The door was opened by a young man in a white shirt with no collar, with a head of thick, black, wavy hair. At first he looked dazed, then his eyes got bright with excitement when he saw the priest, as though he were glad to see someone he could destroy with pent-up energy. “What do you mean, Jane?” he said. “I told you not to bring a priest around here. My wife doesn’t want to see a priest.”
“What’s that you’re saying, young man?”
“No one wants you here.”
“Speak up. Don’t be afraid. I’m a bit hard of hearing,” Father Macdowell smiled rosily. John Williams was confused by the unexpected deafness in the priest, but he stood blocking the door with sullen resolution as if waiting for the priest to try to launch a curse at him.
“Speak to him, Father,” Miss Stanhope said, but the priest didn’t seem to hear her; he was still smiling as he pushed past the young man, saying, “I’ll go in and sit down, if you don’t mind, son. I’m here on God’s errand, but I don’t mind saying I’m all out of breath from climbing those stairs.”
John was dreadfully uneasy to see he had been brushed aside, and he followed the priest into the apartment and said loudly, “I don’t want you here.”
Father Macdowell said, “Eh, eh?” Then he smiled sadly, “Don’t be angry with me, son,” he said. “I’m too old to try and be fierce and threatening.” Looking around, he said, “Where’s your wife?” and he started to walk along the hall, looking for the bedroom.

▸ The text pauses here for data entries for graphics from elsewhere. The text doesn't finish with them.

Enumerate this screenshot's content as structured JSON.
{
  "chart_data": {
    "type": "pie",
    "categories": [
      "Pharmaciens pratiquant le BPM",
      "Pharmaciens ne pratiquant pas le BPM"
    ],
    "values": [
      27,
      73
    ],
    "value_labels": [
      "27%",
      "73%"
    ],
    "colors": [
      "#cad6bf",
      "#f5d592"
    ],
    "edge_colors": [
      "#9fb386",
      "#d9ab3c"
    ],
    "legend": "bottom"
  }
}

John followed him and took hold of his arm. “There’s no sense in your wasting your time talking to my wife, do you hear?” he said angrily.

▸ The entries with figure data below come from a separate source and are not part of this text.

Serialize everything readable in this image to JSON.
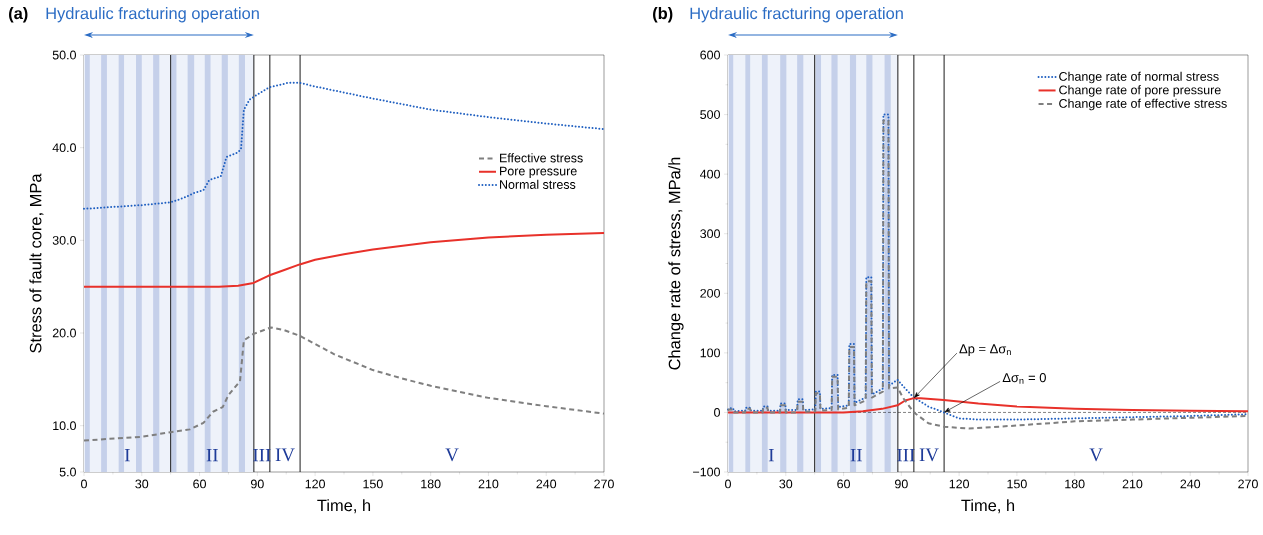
{
  "chart_data": [
    {
      "type": "line",
      "title": "(a)",
      "subtitle": "Hydraulic fracturing operation",
      "xlabel": "Time, h",
      "ylabel": "Stress of fault core, MPa",
      "xlim": [
        0,
        270
      ],
      "xticks": [
        0,
        30,
        60,
        90,
        120,
        150,
        180,
        210,
        240,
        270
      ],
      "ylim": [
        5,
        50
      ],
      "yticks": [
        {
          "value": 5,
          "label": "5.0"
        },
        {
          "value": 10,
          "label": "10.0"
        },
        {
          "value": 20,
          "label": "20.0"
        },
        {
          "value": 30,
          "label": "30.0"
        },
        {
          "value": 40,
          "label": "40.0"
        },
        {
          "value": 50,
          "label": "50.0"
        }
      ],
      "legend": "right",
      "series": [
        {
          "name": "Effective stress",
          "color": "#7f7f7f",
          "line_style": "dashed",
          "x": [
            0,
            30,
            45,
            55,
            62,
            67,
            72,
            75,
            81,
            83,
            88,
            97,
            104,
            112,
            130,
            150,
            165,
            180,
            210,
            240,
            270
          ],
          "values": [
            8.4,
            8.8,
            9.3,
            9.6,
            10.3,
            11.5,
            12.0,
            13.3,
            14.8,
            19.2,
            19.9,
            20.6,
            20.3,
            19.7,
            17.7,
            16.0,
            15.1,
            14.3,
            13.0,
            12.1,
            11.3
          ]
        },
        {
          "name": "Pore pressure",
          "color": "#e8312a",
          "line_style": "solid",
          "x": [
            0,
            40,
            70,
            80,
            88,
            96,
            104,
            112,
            120,
            135,
            150,
            180,
            210,
            240,
            270
          ],
          "values": [
            25.0,
            25.0,
            25.0,
            25.1,
            25.4,
            26.2,
            26.8,
            27.4,
            27.9,
            28.5,
            29.0,
            29.8,
            30.3,
            30.6,
            30.8
          ]
        },
        {
          "name": "Normal stress",
          "color": "#1f5fc0",
          "line_style": "dotted",
          "x": [
            0,
            30,
            45,
            52,
            57,
            62,
            65,
            71,
            74,
            79,
            81.5,
            83,
            86,
            96,
            106,
            112,
            120,
            150,
            180,
            210,
            240,
            270
          ],
          "values": [
            33.4,
            33.8,
            34.1,
            34.6,
            35.1,
            35.4,
            36.5,
            36.9,
            39.0,
            39.4,
            39.8,
            44.1,
            45.2,
            46.5,
            47.0,
            47.0,
            46.6,
            45.3,
            44.1,
            43.3,
            42.6,
            42.0
          ]
        }
      ],
      "bands": [
        {
          "axis": "x",
          "from": 0,
          "to": 88.2,
          "color": "#eef2fa"
        },
        {
          "axis": "x",
          "from": 0.5,
          "to": 3.0,
          "color": "#c5d0ea"
        },
        {
          "axis": "x",
          "from": 8.9,
          "to": 11.9,
          "color": "#c5d0ea"
        },
        {
          "axis": "x",
          "from": 18.0,
          "to": 20.8,
          "color": "#c5d0ea"
        },
        {
          "axis": "x",
          "from": 27.0,
          "to": 30.0,
          "color": "#c5d0ea"
        },
        {
          "axis": "x",
          "from": 35.9,
          "to": 39.1,
          "color": "#c5d0ea"
        },
        {
          "axis": "x",
          "from": 45.3,
          "to": 48.0,
          "color": "#c5d0ea"
        },
        {
          "axis": "x",
          "from": 53.8,
          "to": 57.2,
          "color": "#c5d0ea"
        },
        {
          "axis": "x",
          "from": 62.7,
          "to": 65.7,
          "color": "#c5d0ea"
        },
        {
          "axis": "x",
          "from": 71.5,
          "to": 74.7,
          "color": "#c5d0ea"
        },
        {
          "axis": "x",
          "from": 80.4,
          "to": 83.6,
          "color": "#c5d0ea"
        }
      ],
      "annotations": [
        "I",
        "II",
        "III",
        "IV",
        "V"
      ],
      "ref_lines": [
        {
          "axis": "x",
          "value": 45,
          "color": "#000000",
          "line_style": "solid"
        },
        {
          "axis": "x",
          "value": 88.2,
          "color": "#000000",
          "line_style": "solid"
        },
        {
          "axis": "x",
          "value": 96.5,
          "color": "#000000",
          "line_style": "solid"
        },
        {
          "axis": "x",
          "value": 112.2,
          "color": "#000000",
          "line_style": "solid"
        }
      ]
    },
    {
      "type": "line",
      "title": "(b)",
      "subtitle": "Hydraulic fracturing operation",
      "xlabel": "Time, h",
      "ylabel": "Change rate of stress, MPa/h",
      "xlim": [
        0,
        270
      ],
      "xticks": [
        0,
        30,
        60,
        90,
        120,
        150,
        180,
        210,
        240,
        270
      ],
      "ylim": [
        -100,
        600
      ],
      "yticks": [
        {
          "value": -100,
          "label": "−100"
        },
        0,
        100,
        200,
        300,
        400,
        500,
        600
      ],
      "legend": "top right",
      "series": [
        {
          "name": "Change rate of normal stress",
          "color": "#1f5fc0",
          "line_style": "dotted",
          "x": [
            0,
            0.5,
            2.7,
            3,
            8.9,
            9.2,
            11.5,
            11.9,
            18,
            18.3,
            20.5,
            20.8,
            27,
            27.3,
            29.7,
            30,
            35.9,
            36.2,
            38.8,
            39.1,
            45.3,
            45.6,
            47.7,
            48,
            53.8,
            54.1,
            56.9,
            57.2,
            62.7,
            63,
            65.4,
            65.7,
            71.5,
            71.8,
            74.4,
            74.7,
            80.4,
            80.7,
            83.3,
            83.6,
            88,
            92,
            96.5,
            104,
            112,
            120,
            130,
            150,
            180,
            210,
            240,
            270
          ],
          "values": [
            5,
            7,
            7,
            2,
            3,
            8,
            8,
            3,
            3,
            10,
            10,
            3,
            3,
            15,
            15,
            4,
            4,
            22,
            22,
            4,
            5,
            35,
            35,
            6,
            7,
            63,
            63,
            9,
            12,
            115,
            115,
            16,
            25,
            227,
            227,
            30,
            40,
            500,
            500,
            45,
            55,
            40,
            25,
            10,
            0,
            -10,
            -12,
            -12,
            -10,
            -8,
            -6,
            -3
          ]
        },
        {
          "name": "Change rate of pore pressure",
          "color": "#e8312a",
          "line_style": "solid",
          "x": [
            0,
            60,
            70,
            80,
            88,
            92,
            96.5,
            100,
            112,
            130,
            150,
            180,
            210,
            240,
            270
          ],
          "values": [
            0,
            0,
            2,
            6,
            12,
            20,
            24,
            24,
            21,
            15,
            10,
            6,
            4,
            3,
            2
          ]
        },
        {
          "name": "Change rate of effective stress",
          "color": "#7f7f7f",
          "line_style": "dashed",
          "x": [
            0,
            0.5,
            2.7,
            3,
            8.9,
            9.2,
            11.5,
            11.9,
            18,
            18.3,
            20.5,
            20.8,
            27,
            27.3,
            29.7,
            30,
            35.9,
            36.2,
            38.8,
            39.1,
            45.3,
            45.6,
            47.7,
            48,
            53.8,
            54.1,
            56.9,
            57.2,
            62.7,
            63,
            65.4,
            65.7,
            71.5,
            71.8,
            74.4,
            74.7,
            80.4,
            80.7,
            83.3,
            83.6,
            88,
            91,
            96.5,
            104,
            112,
            125,
            150,
            180,
            210,
            240,
            270
          ],
          "values": [
            3,
            5,
            5,
            0,
            0,
            6,
            6,
            0,
            0,
            8,
            8,
            0,
            0,
            12,
            12,
            0,
            0,
            18,
            18,
            1,
            2,
            32,
            32,
            3,
            4,
            60,
            60,
            5,
            8,
            110,
            110,
            12,
            20,
            220,
            220,
            25,
            35,
            490,
            490,
            40,
            42,
            24,
            0,
            -18,
            -24,
            -27,
            -22,
            -15,
            -12,
            -9,
            -6
          ]
        }
      ],
      "bands": [
        {
          "axis": "x",
          "from": 0,
          "to": 88.2,
          "color": "#eef2fa"
        },
        {
          "axis": "x",
          "from": 0.5,
          "to": 2.7,
          "color": "#c5d0ea"
        },
        {
          "axis": "x",
          "from": 9.0,
          "to": 11.5,
          "color": "#c5d0ea"
        },
        {
          "axis": "x",
          "from": 17.6,
          "to": 20.6,
          "color": "#c5d0ea"
        },
        {
          "axis": "x",
          "from": 27.1,
          "to": 30.3,
          "color": "#c5d0ea"
        },
        {
          "axis": "x",
          "from": 35.9,
          "to": 39.1,
          "color": "#c5d0ea"
        },
        {
          "axis": "x",
          "from": 45.5,
          "to": 48.3,
          "color": "#c5d0ea"
        },
        {
          "axis": "x",
          "from": 53.7,
          "to": 56.9,
          "color": "#c5d0ea"
        },
        {
          "axis": "x",
          "from": 63.3,
          "to": 66.5,
          "color": "#c5d0ea"
        },
        {
          "axis": "x",
          "from": 71.8,
          "to": 75.0,
          "color": "#c5d0ea"
        },
        {
          "axis": "x",
          "from": 81.3,
          "to": 84.5,
          "color": "#c5d0ea"
        }
      ],
      "ref_lines": [
        {
          "axis": "x",
          "value": 45,
          "color": "#000000",
          "line_style": "solid"
        },
        {
          "axis": "x",
          "value": 88.2,
          "color": "#000000",
          "line_style": "solid"
        },
        {
          "axis": "x",
          "value": 96.5,
          "color": "#000000",
          "line_style": "solid"
        },
        {
          "axis": "x",
          "value": 112.2,
          "color": "#000000",
          "line_style": "solid"
        },
        {
          "axis": "y",
          "value": 0,
          "color": "#000000",
          "line_style": "dashed"
        }
      ],
      "annotations": [
        {
          "text": "Δp = Δσ$_{n}$",
          "x": 96.5,
          "y": 24
        },
        {
          "text": "Δσ$_{n}$ = 0",
          "x": 112.2,
          "y": 0
        },
        "I",
        "II",
        "III",
        "IV",
        "V"
      ]
    }
  ]
}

Miss Stanhope called out suddenly, “Don’t be rude, John.”
“It’s he that’s being rude. You mind your business,” John said.

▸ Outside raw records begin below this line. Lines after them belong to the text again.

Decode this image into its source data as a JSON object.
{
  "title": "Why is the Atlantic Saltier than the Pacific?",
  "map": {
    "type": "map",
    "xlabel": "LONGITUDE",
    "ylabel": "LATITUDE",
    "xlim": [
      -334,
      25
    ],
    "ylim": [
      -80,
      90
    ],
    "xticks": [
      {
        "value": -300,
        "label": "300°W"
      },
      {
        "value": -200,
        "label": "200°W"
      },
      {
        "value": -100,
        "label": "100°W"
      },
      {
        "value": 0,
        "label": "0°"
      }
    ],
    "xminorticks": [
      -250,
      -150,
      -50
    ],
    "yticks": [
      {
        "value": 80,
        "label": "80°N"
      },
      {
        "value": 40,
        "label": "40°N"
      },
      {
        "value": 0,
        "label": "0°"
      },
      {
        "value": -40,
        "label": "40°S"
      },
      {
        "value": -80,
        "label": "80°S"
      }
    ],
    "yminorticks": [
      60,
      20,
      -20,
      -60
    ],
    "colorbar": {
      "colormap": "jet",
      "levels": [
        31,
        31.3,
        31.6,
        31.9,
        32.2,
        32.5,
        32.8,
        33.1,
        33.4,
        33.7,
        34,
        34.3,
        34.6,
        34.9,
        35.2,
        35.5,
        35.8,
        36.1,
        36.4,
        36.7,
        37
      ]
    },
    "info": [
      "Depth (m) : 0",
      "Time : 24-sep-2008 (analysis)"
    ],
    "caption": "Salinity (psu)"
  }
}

“For the love of God let me sit down a moment with her, anyway. I’m
tired,” the priest said.
“What do you want to say to her? Say it to me, why don’t you?”
Then they both heard someone moan softly in the adjoining room, as if the sick woman had heard them. Father Macdowell, forgetting that the young man had a hold of his arm, said, “I’ll go in and see her for a moment, if you don’t mind,” and he began to open the door.
“You’re not going to be alone with her, that’s all,” John said, following him into the bedroom.
Lying on the bed was a white-faced, fair girl, whose skin was so delicate that her cheekbones stood out sharply. She was feverish, but her eyes rolled toward the door, and she watched them coming in. Father Macdowell took off his coat, and as he mumbled to himself he looked around the room, at the mauve silk bed-light and the wallpaper with the tiny birds in flight. It looked like a little girl’s room. “Good evening, Father,” Mrs. Williams whispered. She looked scared. She didn’t glance at her husband. The notion of dying had made her afraid. She loved her husband and wanted to die loving him, but she was afraid, and she looked up at the priest.
“You’re going to get well, child,” Father Macdowell said, smiling and patting her hand gently.
John, who was standing stiffly at the door, suddenly moved around the big priest, and then bent down over the bed and took his wife’s hand and began to caress her forehead.
“Now, if you don’t mind, my son, I’ll hear your wife’s confession,” the priest said.
“No, you won’t,” John said abruptly. “Her people didn’t want her, and they left us together, and they’re not going to separate us now. She’s satisfied with me.” He kept looking down at her face as if he could not bear to turn away.
Father Macdowell nodded his head up and down and sighed. “Poor boy,” he said. “God bless you.” Then he looked at Mrs. Williams, who had closed her eyes, and he saw a faint tear on her cheek. “Be sensible my boy,” he said. “You’ll have to let me hear your wife’s confession. Leave us alone for a while.”